Z-scores corresponding to matches shown in Figure 1LDC:A-14. Details of the calculations are given here.
 

 

 

5.  Conclusion

The principal quality of 3D Ca-alignments, as measured by match index, is in a good agreement between results produced by SSM and those obtained from other servers. The comparison is particularly good between SSM and DALI. However, the servers show a difference in solving the compromise between alignment length in RMSD. In that respect, SSM agrees well with VAST, CE, DALI, while shows a considerable difference from DEJAVU.

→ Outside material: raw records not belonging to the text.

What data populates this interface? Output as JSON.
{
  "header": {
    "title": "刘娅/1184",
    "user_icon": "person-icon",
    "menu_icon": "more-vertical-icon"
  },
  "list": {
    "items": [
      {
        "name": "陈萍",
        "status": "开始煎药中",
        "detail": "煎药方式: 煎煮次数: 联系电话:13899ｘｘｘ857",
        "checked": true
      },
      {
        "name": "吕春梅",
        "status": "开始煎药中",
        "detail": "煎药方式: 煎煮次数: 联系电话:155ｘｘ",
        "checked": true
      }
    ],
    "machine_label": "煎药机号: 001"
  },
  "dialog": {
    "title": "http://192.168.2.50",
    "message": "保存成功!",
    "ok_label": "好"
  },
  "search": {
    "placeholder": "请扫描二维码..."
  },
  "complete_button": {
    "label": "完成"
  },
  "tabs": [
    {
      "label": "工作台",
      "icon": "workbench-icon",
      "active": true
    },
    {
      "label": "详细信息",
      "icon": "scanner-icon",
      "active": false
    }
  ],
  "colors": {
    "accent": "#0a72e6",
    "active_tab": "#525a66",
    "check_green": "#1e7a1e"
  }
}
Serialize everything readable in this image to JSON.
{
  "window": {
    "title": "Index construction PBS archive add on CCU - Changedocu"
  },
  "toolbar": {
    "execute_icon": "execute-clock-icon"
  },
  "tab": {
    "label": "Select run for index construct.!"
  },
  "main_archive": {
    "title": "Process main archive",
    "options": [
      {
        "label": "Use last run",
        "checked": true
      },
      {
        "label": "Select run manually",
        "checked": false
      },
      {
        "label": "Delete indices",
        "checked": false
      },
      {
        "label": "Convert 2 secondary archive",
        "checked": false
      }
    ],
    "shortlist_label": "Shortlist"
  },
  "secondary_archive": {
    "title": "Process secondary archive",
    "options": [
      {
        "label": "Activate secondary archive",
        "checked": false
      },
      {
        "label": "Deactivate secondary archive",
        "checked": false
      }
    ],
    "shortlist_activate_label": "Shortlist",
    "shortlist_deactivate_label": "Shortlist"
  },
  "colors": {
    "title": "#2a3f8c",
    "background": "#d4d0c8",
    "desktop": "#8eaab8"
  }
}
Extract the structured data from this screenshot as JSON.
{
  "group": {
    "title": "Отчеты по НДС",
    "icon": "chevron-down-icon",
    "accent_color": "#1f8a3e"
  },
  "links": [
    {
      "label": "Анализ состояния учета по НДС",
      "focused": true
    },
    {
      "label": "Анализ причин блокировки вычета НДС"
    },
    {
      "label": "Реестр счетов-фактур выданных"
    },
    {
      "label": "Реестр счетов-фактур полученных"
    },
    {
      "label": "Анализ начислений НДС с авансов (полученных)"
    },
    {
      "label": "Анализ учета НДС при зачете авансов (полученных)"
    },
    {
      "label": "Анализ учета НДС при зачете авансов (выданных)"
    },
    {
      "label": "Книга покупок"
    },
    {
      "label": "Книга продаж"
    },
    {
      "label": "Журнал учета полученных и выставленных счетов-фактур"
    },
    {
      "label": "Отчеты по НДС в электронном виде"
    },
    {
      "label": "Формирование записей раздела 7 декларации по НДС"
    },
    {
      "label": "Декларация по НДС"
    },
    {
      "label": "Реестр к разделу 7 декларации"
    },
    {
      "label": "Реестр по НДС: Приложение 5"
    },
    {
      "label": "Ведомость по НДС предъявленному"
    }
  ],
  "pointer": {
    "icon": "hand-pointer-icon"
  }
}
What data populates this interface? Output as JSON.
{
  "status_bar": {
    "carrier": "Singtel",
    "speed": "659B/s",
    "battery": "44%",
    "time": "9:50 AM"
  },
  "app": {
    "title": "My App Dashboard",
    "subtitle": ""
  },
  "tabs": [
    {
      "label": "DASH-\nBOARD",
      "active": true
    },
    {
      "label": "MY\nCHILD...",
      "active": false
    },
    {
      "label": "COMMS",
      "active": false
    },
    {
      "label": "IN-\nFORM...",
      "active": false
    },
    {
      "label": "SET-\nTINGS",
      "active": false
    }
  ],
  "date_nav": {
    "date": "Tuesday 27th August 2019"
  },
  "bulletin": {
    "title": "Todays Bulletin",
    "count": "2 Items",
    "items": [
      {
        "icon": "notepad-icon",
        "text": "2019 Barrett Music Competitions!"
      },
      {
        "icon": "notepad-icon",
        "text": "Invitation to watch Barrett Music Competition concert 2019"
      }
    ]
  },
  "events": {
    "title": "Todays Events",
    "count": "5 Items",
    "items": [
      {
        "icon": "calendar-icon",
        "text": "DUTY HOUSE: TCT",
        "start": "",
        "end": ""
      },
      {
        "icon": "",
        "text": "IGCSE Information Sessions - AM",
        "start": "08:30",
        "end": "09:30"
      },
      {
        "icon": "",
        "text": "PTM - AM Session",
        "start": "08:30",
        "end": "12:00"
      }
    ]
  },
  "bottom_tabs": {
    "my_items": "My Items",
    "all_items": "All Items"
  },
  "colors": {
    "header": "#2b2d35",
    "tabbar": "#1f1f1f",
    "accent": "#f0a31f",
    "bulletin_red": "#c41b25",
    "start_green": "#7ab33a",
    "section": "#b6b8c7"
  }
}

SSM alignments are relatively well centered to those obtained from VAST, CE and DALI, meaning that the average deviation of the alignment lengths is sufficiently low. DALI fails to properly align the most similar structural neighbours, including the input one. The difference in alignment length between SSM and DEJAVU is significant. The corresponding RMSDs from VAST, CE and DALI are close to those offered by SSM, although SSM seem to produce slightly better alignments with lower RMSDs at comparable alignment lengths (resulting in a slightly higher match index). RMSDs from DEJAVU are considerably lower than those from SSM, however their match indexes show similar quality of alignment. SSM agrees reasonably well with P-values and Z-scores from VAST, CE and DALI. This allows one to use them for rating the matches, expecting that the correspondence in the rating will be preserved, on average, across different servers.